Tony Black

Steve Jovanoski interviews Tony Black

BlackTony Black was born in Australia and grew up in Scotland and Ireland.  Based in Edinburgh, he is an award-winning journalist, editor and novelist.  His journalism has appeared in the UK national press and his short fiction in a variety of publications on the internet and in print.  

Black is the author of Paying for It (2008), Gutted (2009), Loss (2010), Long Time Dead (2010), Murder Mile (2011).  In his new novel, Truth Lies Bleeding (February 2011), Black “moves away from the noir of his Gus Dury novels with this terrific police procedural featuring Detective Inspector Rob Brennan, just back from psychiatric leave and on a mission” (Amazon).

He is interviewed by Steve Jovanoski, an Australian born writer who lives and works in Melbourne and whose novel, The Brotherhood, is published by Sid Harta Publishers Pty Ltd., 2011.

 

black_truth_lies_bleeding‘There’s a book in all of us’ – is a common statement used in the literature world. What is your thought on this?

I wish people would stop saying that, it’s a load of shite. If it was true, Katy Price wouldn’t need ghost writers …

Becoming a full time author is an enormous achievement. What lifestyle sacrifice did you have to make in order to reach this point?

Well, there was the ten years of burning the midnight oil, poring over some unpublished ms or other, and just hoping it was going to pay off. You could say that was a sacrifice of sorts, bloody felt like it.

What would you say to a writer procrastinating over their first novel?

Write the thing. Even if it’s a load of rubbish, you’ll have learnt something by the end of it …

Are creative writing courses useful or just a social gathering for wannabe writers?

They can teach the basic elements of writing – plotting, structure, characterisation etc – but they can’t instil talent. You either have that or you don’t and no amount of writing class is going to make any difference if you can’t write fluidly.

Does it get easier the more you get published?

Yes and no. There isn’t the same fear of rejection, or working in the dark … but every novel is different, the challenges are different, and if you’re stretching yourself as a novelist, it just gets harder.

Did you ever see yourself as a crime/thriller writer when you first started?

Not really, no. I started off writing what you would probably call general fiction, or as it was known back then ‘Scot Lit’ – the crime/thriller interest came later.

How can a writer persevere after receiving piles of rejection letters from publishers?

It’s a fact of life; publishing is a brutal business. How one person perseveres is different to another, but if you have a belief in the writing then you won’t be deterred. No matter how fierce the rejections.

When looking to get published, would you recommend an agent or doing it alone?

I think it would be hard to go it alone; I certainly always worked with agents. I know the publishing world is changing though. In the not-too-distant future, writers might not even need publishers, let alone agents.

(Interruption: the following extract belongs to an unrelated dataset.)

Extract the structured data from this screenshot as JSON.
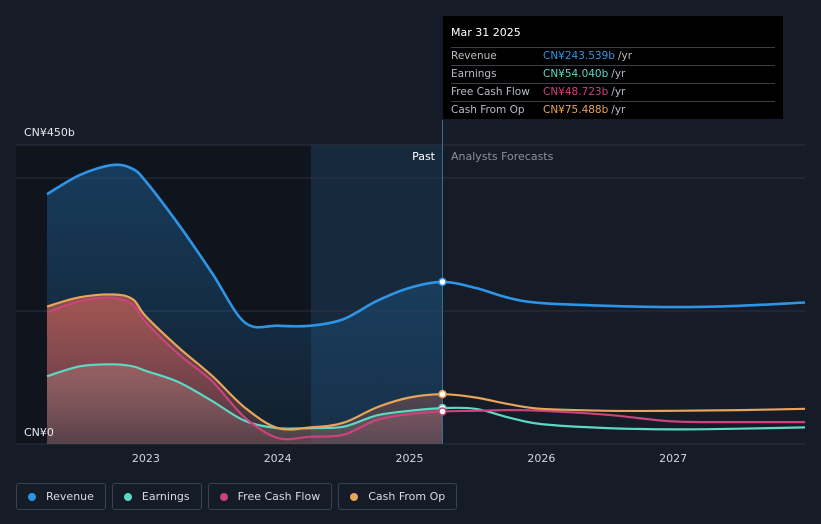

Technology is changing the world and that includes the world of literature. Do you see it as an evolution in publishing or are novels fighting a loosing battle in a world of entertainment?

I think there will always be a need for stories – that’s a pretty basic human need – and the novel is such an involving form, that we’re not going to do away with it any time soon. Whether or not we read those stories/novels on paper or electronic ink is almost irrelevant.

You recently travelled to Australia. How well known are Aussie writers in the international arena?

Very well known … Peter Carey wins the Booker every year, or so it seems. And Peter Temple is finally getting some of the acclaim he deserves on foreign shores.

What genre do you think dominates the Australian market? How does this compare to the rest of the world?

There’s definitely more interest in literary fiction in Australia, but I think in terms of the overall Australian market it’s pretty heavily led by the big hitters from the USA. The James Pattersons et al. It’s the same everywhere, books are subject to the same economies of scale as baked beans … they pile them high and sell them cheap.

Getting a novel published is becoming increasingly difficult. Is there any room for new writers?

I think the real squeeze these days – and this will be increasingly so in the future – is on mid-list writers. The publishing world is moving to safe-bet mode and pumping more resources into selling what it has sold in the past – the big truck stop thriller written by brand-name authors will get all the attention and mid-listers’ days are numbered. There will always be publishing houses willing to take a punt on a new writer, to hype them to the hilt and hope they can get the sales to match.

And the most important question – is the yellow M&M better than the red one?

I think the red one has the edge, but I won’t fall out with anyone over M&Ms … I’m all over the peanut ones though!